With the economy and inflation both slowing, the ECB has already backtracked on its plans to tighten policy this year, unveiling instead even more stimulus to prop up an export-focused economy now struggling amid a global slowdown in trade.
But having unveiled fresh measures just last month, the ECB can afford to wait before contemplating any further steps, keeping its last remaining policy powder dry in case the growth downturn becomes more severe than now feared.
“The Governing Council now expects the key ECB interest rates to remain at their present levels at least through the end of 2019, and in any case for as long as necessary,” the ECB said in a statement, reaffirming its interest rate guidance.
While this policy is out of sync with market expectations, which put the first hike in 2021, policymakers have dismissed the significance of the disconnect, arguing that economic conditions would impact the eventual move and market prices simply reflect the changing outlook.
Attention now turns to ECB President Mario Draghi’s 1230 GMT news conference, at which he is likely to say that risks to growth remain on the downside and the bank remains ready to act with all available instruments.
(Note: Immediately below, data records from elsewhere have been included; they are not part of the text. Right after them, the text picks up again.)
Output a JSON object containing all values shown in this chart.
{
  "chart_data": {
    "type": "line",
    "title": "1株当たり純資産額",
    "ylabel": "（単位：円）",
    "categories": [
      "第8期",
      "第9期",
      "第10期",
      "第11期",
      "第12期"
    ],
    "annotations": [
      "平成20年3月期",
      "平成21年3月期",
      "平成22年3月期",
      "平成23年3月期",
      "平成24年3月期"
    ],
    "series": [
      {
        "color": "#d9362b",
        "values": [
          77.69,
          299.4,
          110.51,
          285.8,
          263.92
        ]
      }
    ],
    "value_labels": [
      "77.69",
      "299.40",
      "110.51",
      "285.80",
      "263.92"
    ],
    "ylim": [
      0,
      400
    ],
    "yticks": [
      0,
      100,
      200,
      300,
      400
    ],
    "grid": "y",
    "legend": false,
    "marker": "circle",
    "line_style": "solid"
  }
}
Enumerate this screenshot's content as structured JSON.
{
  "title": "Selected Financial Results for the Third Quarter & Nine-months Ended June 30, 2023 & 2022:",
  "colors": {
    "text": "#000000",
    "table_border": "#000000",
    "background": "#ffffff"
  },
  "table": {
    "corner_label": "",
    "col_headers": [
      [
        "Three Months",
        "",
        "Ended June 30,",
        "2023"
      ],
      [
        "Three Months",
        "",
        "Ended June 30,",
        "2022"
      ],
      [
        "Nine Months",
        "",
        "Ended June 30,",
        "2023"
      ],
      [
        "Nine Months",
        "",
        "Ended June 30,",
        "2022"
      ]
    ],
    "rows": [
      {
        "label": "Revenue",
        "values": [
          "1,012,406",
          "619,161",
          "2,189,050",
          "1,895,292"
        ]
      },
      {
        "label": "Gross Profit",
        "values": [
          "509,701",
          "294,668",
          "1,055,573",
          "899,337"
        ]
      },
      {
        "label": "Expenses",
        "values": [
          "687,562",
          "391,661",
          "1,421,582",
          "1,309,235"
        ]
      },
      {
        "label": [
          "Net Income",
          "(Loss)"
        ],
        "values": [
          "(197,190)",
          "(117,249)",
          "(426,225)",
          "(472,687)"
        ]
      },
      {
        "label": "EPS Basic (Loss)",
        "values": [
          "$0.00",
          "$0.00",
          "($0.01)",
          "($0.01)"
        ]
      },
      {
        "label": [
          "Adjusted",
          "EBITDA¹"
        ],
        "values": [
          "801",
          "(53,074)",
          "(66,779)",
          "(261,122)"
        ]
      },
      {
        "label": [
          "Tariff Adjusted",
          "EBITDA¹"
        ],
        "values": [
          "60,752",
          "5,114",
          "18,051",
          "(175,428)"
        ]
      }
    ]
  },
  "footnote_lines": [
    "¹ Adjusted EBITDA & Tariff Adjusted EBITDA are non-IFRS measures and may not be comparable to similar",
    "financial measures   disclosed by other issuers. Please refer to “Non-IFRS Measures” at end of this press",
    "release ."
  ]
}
Investors will also look to see if Draghi elaborates on his recent comments that the ECB would study whether negative rates are starting to have unintended side effects.
With Wednesday’s decision, the ECB’s rate on bank overnight deposits, which is currently its primary interest rate tool, remains at -0.40 percent.
The main refinancing rate, which determines the cost of credit in the economy, remained unchanged at 0.00 percent while the rate on the marginal lending facility — the emergency overnight borrowing rate for banks — remains at 0.25 percent.